Coincé entre la logique mercantile de franchisation des blockbusters, l’hégémonie des plateformes et un cinéma indépendant souvent calibré pour plaire à Sundance, le septième art étasunien a perdu de sa superbe. Dans ce contexte et face à ces impasses, Anora a fait l’effet d’un tour de magie lors de sa présentation au dernier Festival de Cannes. Avec sa déconstruction survoltée du mythe de Cendrillon dans la communauté russe-américaine de Brooklyn, le nouveau long-métrage de Sean Baker (Tangerine, The Florida Project) a électrisé la Croisette. Mélange de critique sociale, de screwball comedy et de course-poursuite burlesque, Anora a séduit Cannes grâce à son roller coaster de tons et à l’explosion du talent de Mikey Madison, à tel point que le jury présidé par Greta Gerwig lui a décerné la Palme d’or. Et il y a fort à parier que le public ne résistera pas non plus à ce drame contemporain habillement déguisé en comédie qui serre le cœur à chaque fois qu’on se surprend à rire trop vite.
Anora (Mikey Madison), qui tient à ce qu’on l’appelle Ani, travaille dans une boîte de strip-tease de New York. Un soir, elle est chargée de s’occuper d’Ivan (Mark Eydelshteyn), le fils immature d’un oligarque russe. De rendez-vous tarifés en fêtes où la cocaïne coule à flots, Ivan propose à Ani de devenir son client régulier. S’ensuit un mariage express à Las Vegas, aussitôt réfuté par les parents d’Ivan qui confie à un prêtre (Karen Karagulian) et à ses hommes de main la mission de faire annuler les noces.
Avec sa prémisse à la Pretty Woman — dont une réplique culte est empruntée par Sean Baker comme référence directe —, Anora a la lucidité de déromantiser, à l’aune des rapports de domination qui régissent nos sociétés capitalistes et sexistes, la poudre aux yeux de ce récit glamour. Dès le départ, le leurre du prince charmant a déjà l'allure d'un gamin insupportable et déconnecté du monde réel – un premier indice des mirages du conte de fées et du mépris de classe qui feront voler en éclats l'utopie d'ascension d'Ani.

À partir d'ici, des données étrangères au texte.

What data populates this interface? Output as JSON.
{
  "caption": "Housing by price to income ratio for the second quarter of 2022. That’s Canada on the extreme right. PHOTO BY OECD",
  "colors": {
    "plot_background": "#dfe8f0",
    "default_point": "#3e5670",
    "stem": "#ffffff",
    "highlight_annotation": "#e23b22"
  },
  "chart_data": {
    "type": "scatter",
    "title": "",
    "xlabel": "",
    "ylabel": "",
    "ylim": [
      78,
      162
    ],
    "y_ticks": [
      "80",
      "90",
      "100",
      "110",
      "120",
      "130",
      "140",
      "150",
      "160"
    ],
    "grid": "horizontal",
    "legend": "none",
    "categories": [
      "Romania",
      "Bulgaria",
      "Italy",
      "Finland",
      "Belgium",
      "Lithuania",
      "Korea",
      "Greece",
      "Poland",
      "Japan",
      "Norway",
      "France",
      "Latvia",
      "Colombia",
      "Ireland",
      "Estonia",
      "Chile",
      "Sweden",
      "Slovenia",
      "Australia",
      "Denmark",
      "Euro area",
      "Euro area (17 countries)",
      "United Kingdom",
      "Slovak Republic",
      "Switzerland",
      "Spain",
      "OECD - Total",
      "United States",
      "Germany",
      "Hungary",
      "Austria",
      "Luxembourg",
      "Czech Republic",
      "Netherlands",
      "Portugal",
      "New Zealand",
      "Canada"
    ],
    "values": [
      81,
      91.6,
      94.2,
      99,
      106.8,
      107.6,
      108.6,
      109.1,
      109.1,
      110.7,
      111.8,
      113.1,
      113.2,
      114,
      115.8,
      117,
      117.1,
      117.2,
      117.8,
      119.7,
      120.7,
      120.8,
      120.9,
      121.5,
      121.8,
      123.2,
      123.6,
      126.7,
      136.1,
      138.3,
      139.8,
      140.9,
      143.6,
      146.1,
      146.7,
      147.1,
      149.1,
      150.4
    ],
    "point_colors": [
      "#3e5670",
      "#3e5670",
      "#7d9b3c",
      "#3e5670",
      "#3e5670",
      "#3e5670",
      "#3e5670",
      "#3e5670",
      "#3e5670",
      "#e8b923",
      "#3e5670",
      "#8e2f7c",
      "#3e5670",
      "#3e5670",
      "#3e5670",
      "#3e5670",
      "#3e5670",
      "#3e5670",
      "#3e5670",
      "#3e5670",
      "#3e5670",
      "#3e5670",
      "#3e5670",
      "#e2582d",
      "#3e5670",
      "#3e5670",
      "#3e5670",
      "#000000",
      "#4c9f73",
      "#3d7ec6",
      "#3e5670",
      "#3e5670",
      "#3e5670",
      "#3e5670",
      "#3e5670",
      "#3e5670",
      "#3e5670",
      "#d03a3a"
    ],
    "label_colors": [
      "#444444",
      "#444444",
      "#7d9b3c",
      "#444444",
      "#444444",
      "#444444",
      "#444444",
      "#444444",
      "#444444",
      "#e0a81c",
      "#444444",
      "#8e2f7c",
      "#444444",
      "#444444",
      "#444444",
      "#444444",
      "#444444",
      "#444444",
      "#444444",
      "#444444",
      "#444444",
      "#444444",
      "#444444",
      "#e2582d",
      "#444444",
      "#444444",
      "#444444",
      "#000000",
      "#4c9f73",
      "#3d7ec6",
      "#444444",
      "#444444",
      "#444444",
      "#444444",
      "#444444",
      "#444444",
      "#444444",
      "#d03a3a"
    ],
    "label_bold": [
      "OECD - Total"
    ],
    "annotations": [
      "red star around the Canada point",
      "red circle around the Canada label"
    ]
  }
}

Dans une séquence de home invasion sous influence du slapstick d’une vingtaine de minutes, Sean Baker orchestre, à hauteur de sa protagoniste, un chaos organisé où le danger et l’humour fusionnent créant un virage dans la tonalité du film. Seule pour défendre son intégrité, l’héroïne malgré elle se mue en force de la nature qui esquinte les mafieux bras cassés envoyés par sa belle-famille. Face à ces sbires, Ani rend les coups et la confrontation reflète la macrostructure de la société : des oublié·es du rêve américain, que le cinéaste affectionne tant, se détruisent l’un·e l’autre au service des puissants. Le peu d’espoir restant réside alors dans la rage contestataire d’Ani et la reconnaissance d’une solidarité avec l’un de ses ravisseurs.
En détournant les archétypes par le biais de différents ressorts de la comédie (le comique de caractère, de situation, de répétition, l’improvisation, le jeu avec l’arrière-plan), Anora affirme sa singularité au diapason de son casting mené par l’interprétation dantesque de Mikey Madison – qui a collaboré à l’écriture de son personnage. L’impressionnant travail vocal, linguistique et corporel (sans doublure, ni cascadeuse) de l’actrice donne une ampleur émotionnelle à l’odyssée désenchantée d’Ani, tandis que la mélancolie de son regard traduit toute la violence infligée à celles qui se débattent pour exister envers et contre l’indécence des privilégié·es. À vingt-cinq ans seulement, Mikey Madison a rendu son Anora si mémorable et touchante qu’on voudrait revoir le long-métrage de Sean Baker afin de ne pas la quitter définitivement.
S’il est néanmoins permis de regretter qu’Anora s’essouffle par moments et d’avoir des réserves sur la fin, l’on ne peut que s’enthousiasmer devant cette œuvre qui se souvient que, quand elle est traitée avec l’ambition qu’elle mérite, la comédie est un redoutable instrument sociologique et l’un des meilleurs vecteurs d’humanisme.